Bei der plattformübergreifenden Deduplizierung bis zum 3. August 2026 wurde eine doppelt auf Trustpilot und Capterra veröffentlichte Bewertung aus 414 Rohdatensätzen entfernt. Damit verblieben 413 eindeutige Bewertungen beziehungsweise Erfahrungsberichte: G2 321, Trustpilot 65 und Capterra 27. Diese Zahl dient ausschließlich als Bezugsgröße für die Analyse und ist keine allgemeingültige aktuelle Bewertung. In der deduplizierten Ansicht mit 65 Trustpilot-Bewertungen bis zum 3. August 2026 enthielten 23 Formulierungen zu Spam, unerwünschten E-Mails, Abmeldung, DSGVO, CAN-SPAM oder Belästigung. Von diesen 23 waren 22 mit 1 ★ bewertet. Dies ist ein Signal aus Bewertungen von Empfängern sowie von Kunden einer betreuten Ansprache als Dienstleistung, keine SaaS-Zuverlässigkeitsquote oder Erkenntnis zur Sicherheit auf LinkedIn.

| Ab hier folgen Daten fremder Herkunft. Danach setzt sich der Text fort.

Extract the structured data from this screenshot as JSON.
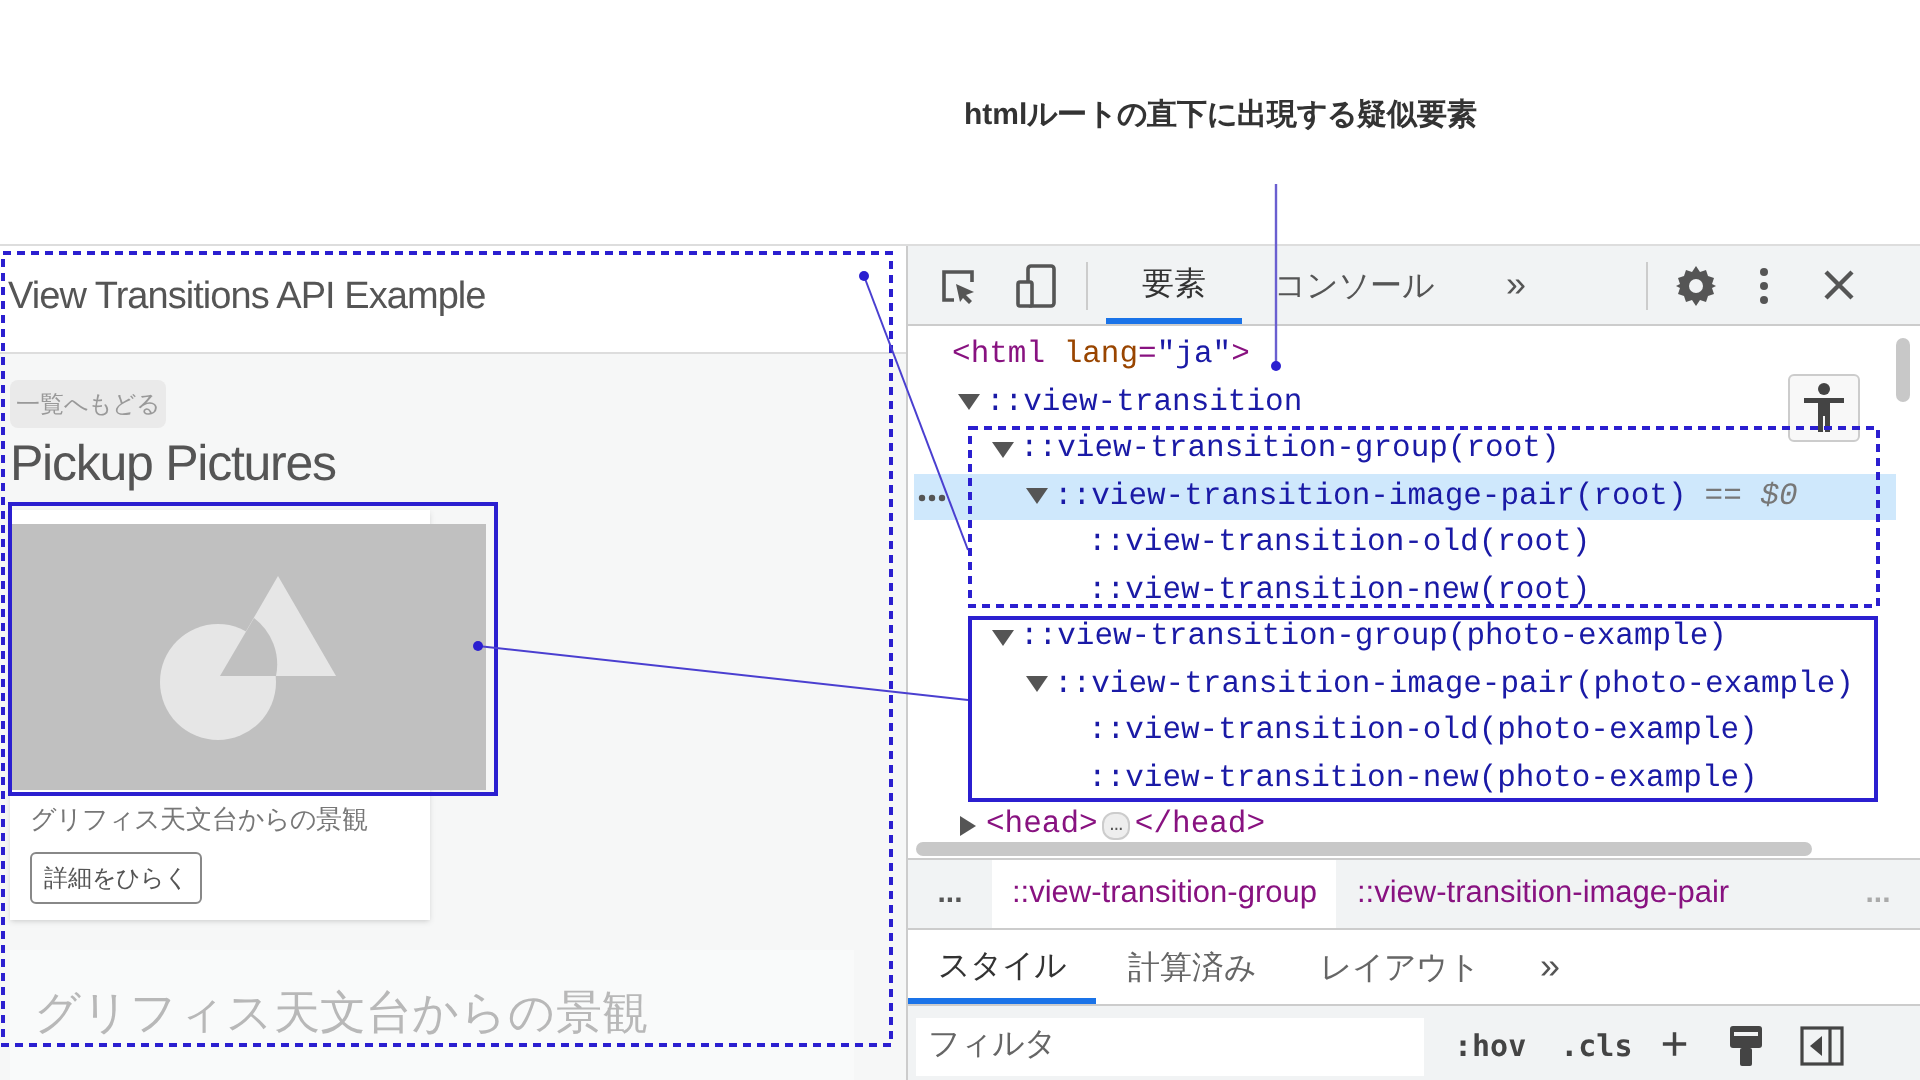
{
  "annotation": {
    "title": "htmlルートの直下に出現する疑似要素"
  },
  "page": {
    "title": "View Transitions API Example",
    "back_link": "一覧へもどる",
    "heading": "Pickup Pictures",
    "card": {
      "caption": "グリフィス天文台からの景観",
      "button": "詳細をひらく"
    },
    "next_card": {
      "title": "グリフィス天文台からの景観"
    }
  },
  "devtools": {
    "tabs": [
      {
        "label": "要素",
        "selected": true
      },
      {
        "label": "コンソール",
        "selected": false
      }
    ],
    "more_tabs": "»",
    "tree": [
      {
        "kind": "element",
        "open": "<",
        "tag": "html",
        "attr": "lang",
        "equals": "=",
        "value": "\"ja\"",
        "close": ">",
        "selected": false,
        "children": [
          {
            "kind": "pseudo",
            "text": "::view-transition",
            "expanded": true,
            "selected": false,
            "children": [
              {
                "kind": "pseudo",
                "text": "::view-transition-group(root)",
                "expanded": true,
                "selected": false,
                "children": [
                  {
                    "kind": "pseudo",
                    "text": "::view-transition-image-pair(root)",
                    "suffix": "== $0",
                    "expanded": true,
                    "selected": true,
                    "children": [
                      {
                        "kind": "pseudo",
                        "text": "::view-transition-old(root)",
                        "selected": false
                      },
                      {
                        "kind": "pseudo",
                        "text": "::view-transition-new(root)",
                        "selected": false
                      }
                    ]
                  }
                ]
              },
              {
                "kind": "pseudo",
                "text": "::view-transition-group(photo-example)",
                "expanded": true,
                "selected": false,
                "children": [
                  {
                    "kind": "pseudo",
                    "text": "::view-transition-image-pair(photo-example)",
                    "expanded": true,
                    "selected": false,
                    "children": [
                      {
                        "kind": "pseudo",
                        "text": "::view-transition-old(photo-example)",
                        "selected": false
                      },
                      {
                        "kind": "pseudo",
                        "text": "::view-transition-new(photo-example)",
                        "selected": false
                      }
                    ]
                  }
                ]
              }
            ]
          },
          {
            "kind": "collapsed",
            "open_tag": "<head>",
            "badge": "…",
            "close_tag": "</head>",
            "expanded": false,
            "selected": false
          }
        ]
      }
    ],
    "breadcrumbs": {
      "before": "...",
      "items": [
        {
          "label": "::view-transition-group",
          "selected": true
        },
        {
          "label": "::view-transition-image-pair",
          "selected": false
        }
      ],
      "after": "..."
    },
    "style_tabs": [
      {
        "label": "スタイル",
        "selected": true
      },
      {
        "label": "計算済み",
        "selected": false
      },
      {
        "label": "レイアウト",
        "selected": false
      }
    ],
    "more_style_tabs": "»",
    "filter": {
      "placeholder": "フィルタ"
    },
    "hov": ":hov",
    "cls": ".cls",
    "add": "+"
  }
}
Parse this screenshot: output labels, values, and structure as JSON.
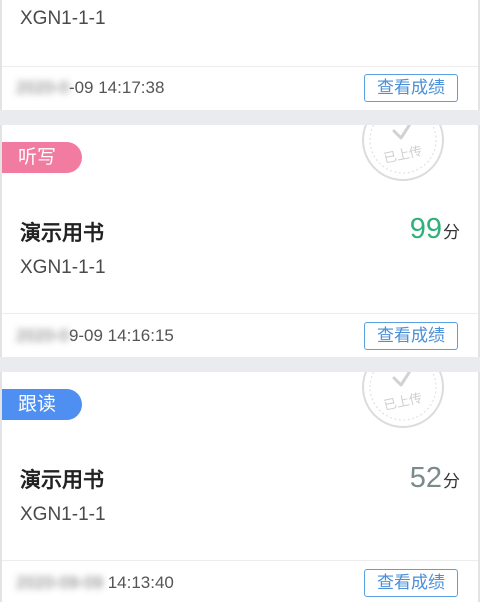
{
  "records": [
    {
      "code": "XGN1-1-1",
      "time_hidden": "2020-0",
      "time_visible": "-09 14:17:38",
      "action_label": "查看成绩"
    },
    {
      "tag": "听写",
      "tag_color": "#f27ba0",
      "stamp_text": "已上传",
      "book": "演示用书",
      "code": "XGN1-1-1",
      "score": "99",
      "score_unit": "分",
      "score_color": "#2fb27a",
      "time_hidden": "2020-0",
      "time_visible": "9-09 14:16:15",
      "action_label": "查看成绩"
    },
    {
      "tag": "跟读",
      "tag_color": "#4f8ff2",
      "stamp_text": "已上传",
      "book": "演示用书",
      "code": "XGN1-1-1",
      "score": "52",
      "score_unit": "分",
      "score_color": "#7b8a8a",
      "time_hidden": "2020-09-09",
      "time_visible": " 14:13:40",
      "action_label": "查看成绩"
    }
  ],
  "icons": {
    "stamp": "check-stamp-icon"
  }
}
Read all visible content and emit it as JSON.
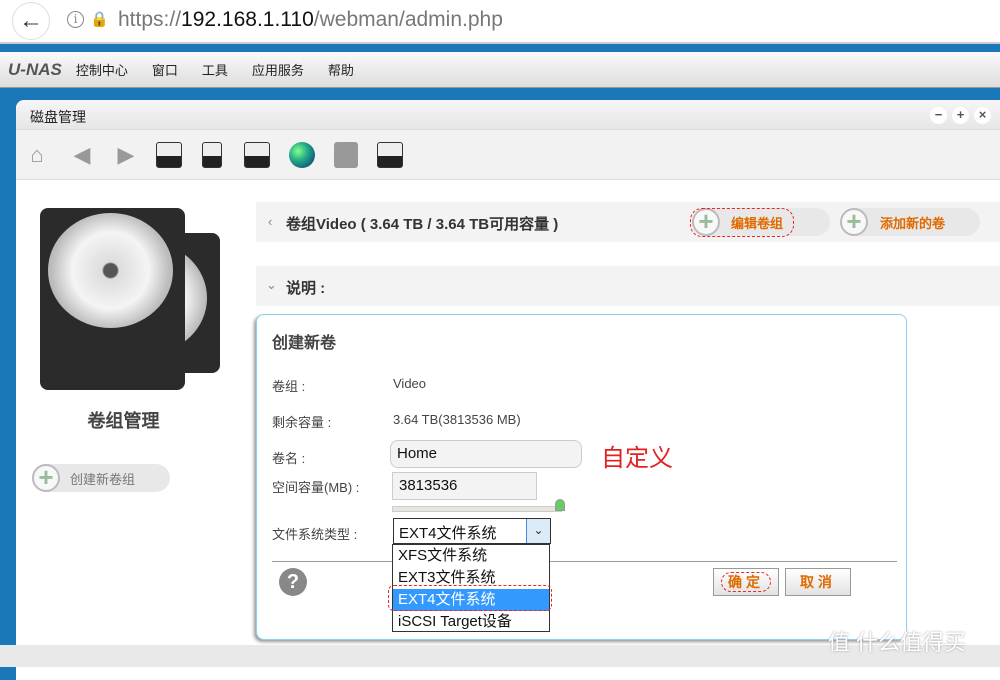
{
  "browser": {
    "url_prefix": "https://",
    "url_host": "192.168.1.110",
    "url_path": "/webman/admin.php"
  },
  "menubar": {
    "logo": "U-NAS",
    "items": [
      "控制中心",
      "窗口",
      "工具",
      "应用服务",
      "帮助"
    ]
  },
  "window": {
    "title": "磁盘管理",
    "controls": [
      "minimize",
      "maximize",
      "close"
    ]
  },
  "toolbar": {
    "icons": [
      "home-icon",
      "back-icon",
      "forward-icon",
      "disk-icon",
      "disk-stack-icon",
      "multi-disk-icon",
      "network-globe-icon",
      "disk-check-icon",
      "disk-list-icon"
    ]
  },
  "sidebar": {
    "title": "卷组管理",
    "create_button": "创建新卷组"
  },
  "volume_group": {
    "title": "卷组Video ( 3.64 TB / 3.64 TB可用容量 )",
    "edit_button": "编辑卷组",
    "add_volume_button": "添加新的卷"
  },
  "description": {
    "label": "说明 :"
  },
  "dialog": {
    "title": "创建新卷",
    "group_label": "卷组 :",
    "group_value": "Video",
    "free_label": "剩余容量 :",
    "free_value": "3.64 TB(3813536 MB)",
    "name_label": "卷名 :",
    "name_value": "Home",
    "size_label": "空间容量(MB) :",
    "size_value": "3813536",
    "size_slider_percent": 100,
    "fs_label": "文件系统类型 :",
    "fs_value": "EXT4文件系统",
    "fs_options": [
      "XFS文件系统",
      "EXT3文件系统",
      "EXT4文件系统",
      "iSCSI Target设备"
    ],
    "fs_selected_index": 2,
    "ok_button": "确定",
    "cancel_button": "取消"
  },
  "annotation": {
    "text": "自定义",
    "color": "#e22222"
  },
  "watermark": {
    "text": "值 什么值得买"
  },
  "colors": {
    "accent_orange": "#e06a00",
    "desktop_blue": "#1a78b8",
    "selection_blue": "#3399ff"
  }
}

| Gruppe/Zeitraum | Bezugsgröße | Was dies zeigen kann | Was dies nicht zeigen kann |
|---|---|---|---|
| Ältere G2-Bewertungen | 321; 222 aus den Jahren 2015–2020 | Historische Einschätzung der SaaS-Plattform | Aktuelle Ergebnisse betreuter Dienstleistungen oder auf LinkedIn |
| Spätere Trustpilot-Bewertungen | 65 dedupliziert | Themen von Empfängern und betreuten Dienstleistungen | SaaS-Ausfallquote |
| Capterra | 27 | Plattformspezifische Beschwerden | Bezugsgröße einer anderen Plattform |
| Plattformübergreifende Deduplizierung | 413 von 414 Rohdatensätzen | Muster zwischen Gruppen | Eine allgemeingültige aktuelle Bewertung |
Bewertungsgruppen und Zeiträume von PersistIQ
Die Anomalieprüfung kennzeichnete wöchentliche Häufungen von fünf bis acht Bewertungen in den Jahren 2017–2020 sowie sieben negative Paare vom selben Tag in den Jahren 2018–2024. Sie weist keine Ursache zu. Im rollierenden Sechsmonatszeitraum bis zum 3. August 2026 gab es neun Bewertungen. Das lag unter der Mindestzahl von zehn Bewertungen, weshalb wir weder einen Mittelwert noch einen Trend ausweisen. Diese Muster belegen weder Manipulation noch Betrug.